Enter George with the ginger.
How George Harrison Saved One Of Tom Petty’s Greatest Hits
Save any obvious exceptions, like major trauma and injury, one of the worst things that can happen to a singer on the day of a recording session is to get a head cold. Singers’ instruments are their bodies: the lungs, diaphragm, larynx, sinuses. If mucus or inflammation affects any of these elements of the vocal passageway too strongly, it won’t just ruin a take. It can make it to where the singer can’t phonate anything at all besides a whispery rasp. When you’re at the level Tom Petty was at when he was recording Full Moon Fever, suddenly, all those head colds become expensive wastes of studio time.
Luckily for Petty, George Harrison was in the studio hanging out that day. “I had a terrible cold,” Petty recalled in a 2010 interview with Mojo. “George sent to the store and bought a ginger root, boiled it, and had me stick my head in the pot to get the ginger steam to open my sinuses, and then I ran in and did the take. I put my heart and soul into those records. I remember things about making them pretty vividly. It’s a great job to have. The best thing to do with your life, I always tell young people, is to try and figure out what you like and make it your work. I’m incredibly fortunate in that respect.”

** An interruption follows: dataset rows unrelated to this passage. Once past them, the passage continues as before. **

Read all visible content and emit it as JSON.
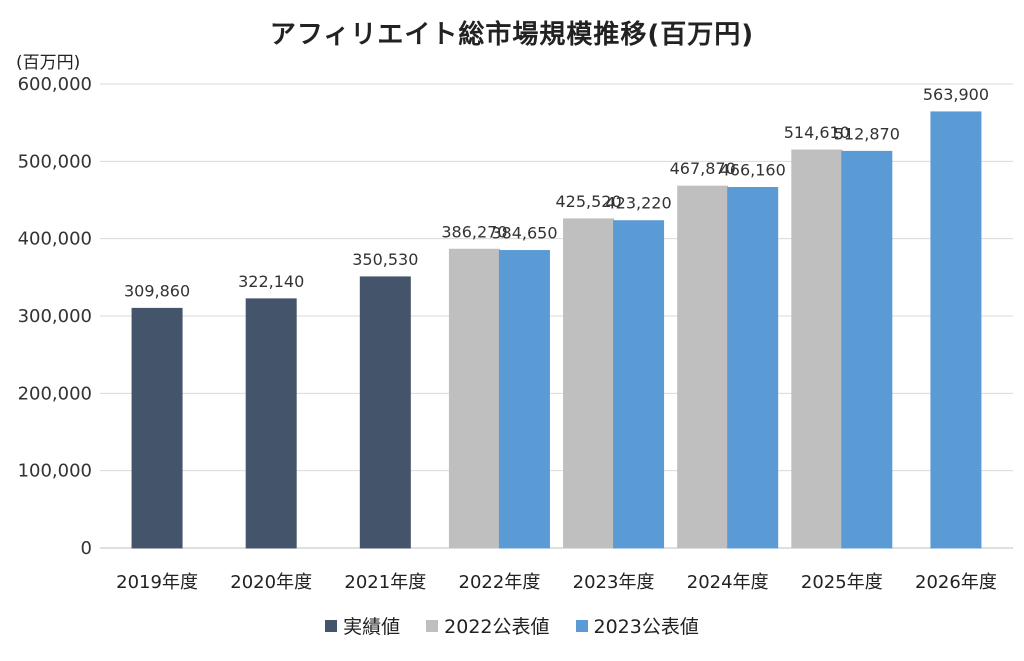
{
  "chart_data": {
    "type": "bar",
    "title": "アフィリエイト総市場規模推移(百万円)",
    "unit_label": "(百万円)",
    "categories": [
      "2019年度",
      "2020年度",
      "2021年度",
      "2022年度",
      "2023年度",
      "2024年度",
      "2025年度",
      "2026年度"
    ],
    "ylim": [
      0,
      600000
    ],
    "yticks": [
      0,
      100000,
      200000,
      300000,
      400000,
      500000,
      600000
    ],
    "ytick_labels": [
      "0",
      "100,000",
      "200,000",
      "300,000",
      "400,000",
      "500,000",
      "600,000"
    ],
    "grid": true,
    "legend_position": "bottom",
    "series": [
      {
        "name": "実績値",
        "color": "#44546a",
        "values": [
          309860,
          322140,
          350530,
          null,
          null,
          null,
          null,
          null
        ],
        "labels": [
          "309,860",
          "322,140",
          "350,530",
          null,
          null,
          null,
          null,
          null
        ]
      },
      {
        "name": "2022公表値",
        "color": "#bfbfbf",
        "values": [
          null,
          null,
          null,
          386270,
          425520,
          467870,
          514610,
          null
        ],
        "labels": [
          null,
          null,
          null,
          "386,270",
          "425,520",
          "467,870",
          "514,610",
          null
        ]
      },
      {
        "name": "2023公表値",
        "color": "#5b9bd5",
        "values": [
          null,
          null,
          null,
          384650,
          423220,
          466160,
          512870,
          563900
        ],
        "labels": [
          null,
          null,
          null,
          "384,650",
          "423,220",
          "466,160",
          "512,870",
          "563,900"
        ]
      }
    ]
  }
}
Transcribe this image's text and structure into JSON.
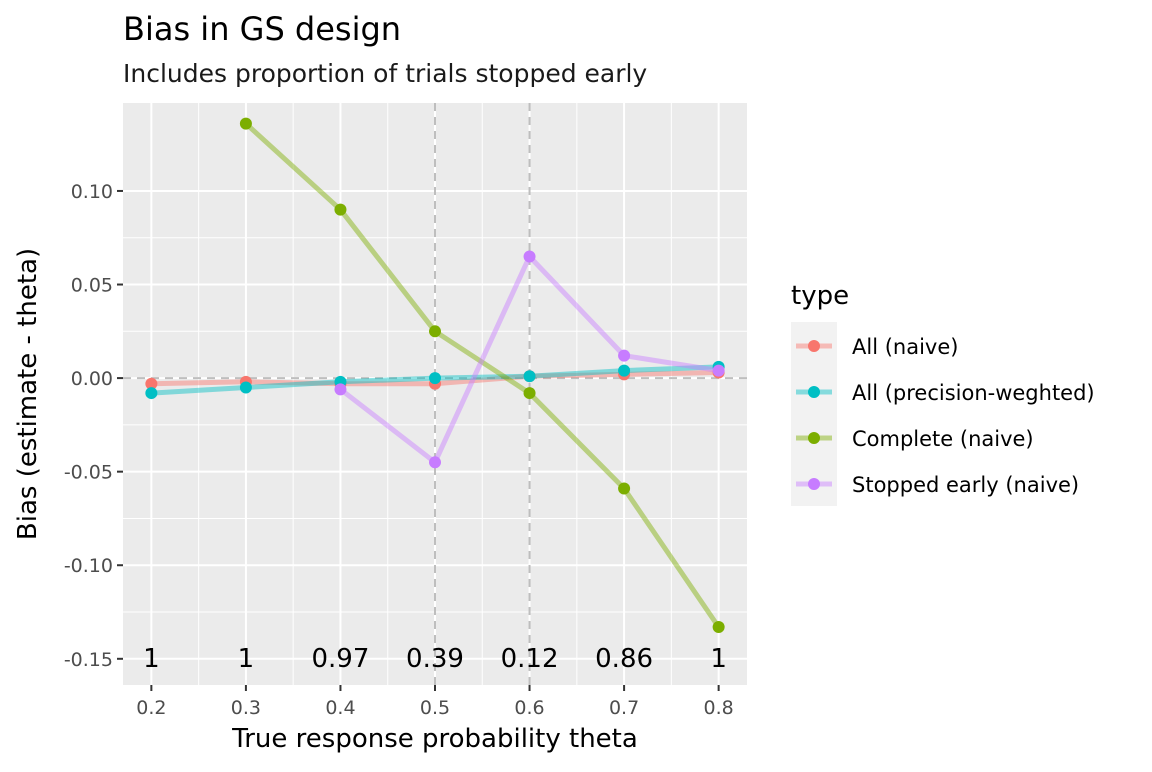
{
  "chart_data": {
    "type": "line",
    "title": "Bias in GS design",
    "subtitle": "Includes proportion of trials stopped early",
    "xlabel": "True response probability theta",
    "ylabel": "Bias (estimate - theta)",
    "x": [
      0.2,
      0.3,
      0.4,
      0.5,
      0.6,
      0.7,
      0.8
    ],
    "xticks": [
      "0.2",
      "0.3",
      "0.4",
      "0.5",
      "0.6",
      "0.7",
      "0.8"
    ],
    "yticks": [
      {
        "value": 0.1,
        "label": "0.10"
      },
      {
        "value": 0.05,
        "label": "0.05"
      },
      {
        "value": 0.0,
        "label": "0.00"
      },
      {
        "value": -0.05,
        "label": "-0.05"
      },
      {
        "value": -0.1,
        "label": "-0.10"
      },
      {
        "value": -0.15,
        "label": "-0.15"
      }
    ],
    "xlim": [
      0.17,
      0.83
    ],
    "ylim": [
      -0.164,
      0.147
    ],
    "reference_vlines_x": [
      0.5,
      0.6
    ],
    "reference_hline_y": 0,
    "grid": true,
    "legend": {
      "title": "type",
      "position": "right"
    },
    "series": [
      {
        "name": "All (naive)",
        "color": "#F8766D",
        "values": [
          -0.003,
          -0.002,
          -0.003,
          -0.003,
          0.001,
          0.002,
          0.003
        ]
      },
      {
        "name": "All (precision-weghted)",
        "color": "#00BFC4",
        "values": [
          -0.008,
          -0.005,
          -0.002,
          0.0,
          0.001,
          0.004,
          0.006
        ]
      },
      {
        "name": "Complete (naive)",
        "color": "#7CAE00",
        "x": [
          0.3,
          0.4,
          0.5,
          0.6,
          0.7,
          0.8
        ],
        "values": [
          0.136,
          0.09,
          0.025,
          -0.008,
          -0.059,
          -0.133
        ]
      },
      {
        "name": "Stopped early (naive)",
        "color": "#C77CFF",
        "x": [
          0.4,
          0.5,
          0.6,
          0.7,
          0.8
        ],
        "values": [
          -0.006,
          -0.045,
          0.065,
          0.012,
          0.004
        ]
      }
    ],
    "annotations": [
      {
        "x": 0.2,
        "text": "1"
      },
      {
        "x": 0.3,
        "text": "1"
      },
      {
        "x": 0.4,
        "text": "0.97"
      },
      {
        "x": 0.5,
        "text": "0.39"
      },
      {
        "x": 0.6,
        "text": "0.12"
      },
      {
        "x": 0.7,
        "text": "0.86"
      },
      {
        "x": 0.8,
        "text": "1"
      }
    ]
  }
}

Harrison’s quick thinking helped reduce the inflammation in Petty’s airways, helping him phonate enough to get through his vocal takes. But that wasn’t the only way the former Beatle helped Petty create the final version of “I Won’t Back Down.”
The Former Beatle Pointed Out A Particularly Cringey Lyric
As any songwriter can attest, not every line you write will be a zinger. Sometimes, words don’t come out quite like you want them to, or you can’t come up with a creative way to express an idea without using a cliché. That’s where Tom Petty found himself when he was co-writing “I Won’t Back Down” with Jeff Lynne. They had almost the entire song, which was Petty’s musical response to an arsonist who attempted to burn his house down while he and his family were inside. But they were missing one line: There ain’t no easy way out.
Instead, Petty was singing, “I’m standing on the edge of the world.” In Paul Zollo’s 2005 book, Conversations with Tom Petty, the “Runnin’ Down a Dream” singer recalled, “When we were recording it, George [Harrison] said, ‘What the hell is that—I’m standing on the edge of the world. Surely, there’s got to be something better than that.’ Then, I came up with there ain’t no easy way out, which seemed so obvious. But that was George going, ‘That line’s dumb.’”
“I’m really glad that I got all the dumb lines out,” Petty continued, “because it’s a song that apparently a lot of people have been inspired by. I get a lot of people telling me, either through the mail or in person, how that song has played a role in helping them in some way in their life. How it’s given them conviction to get over a certain obstacle in their life. It’s really gratifying.”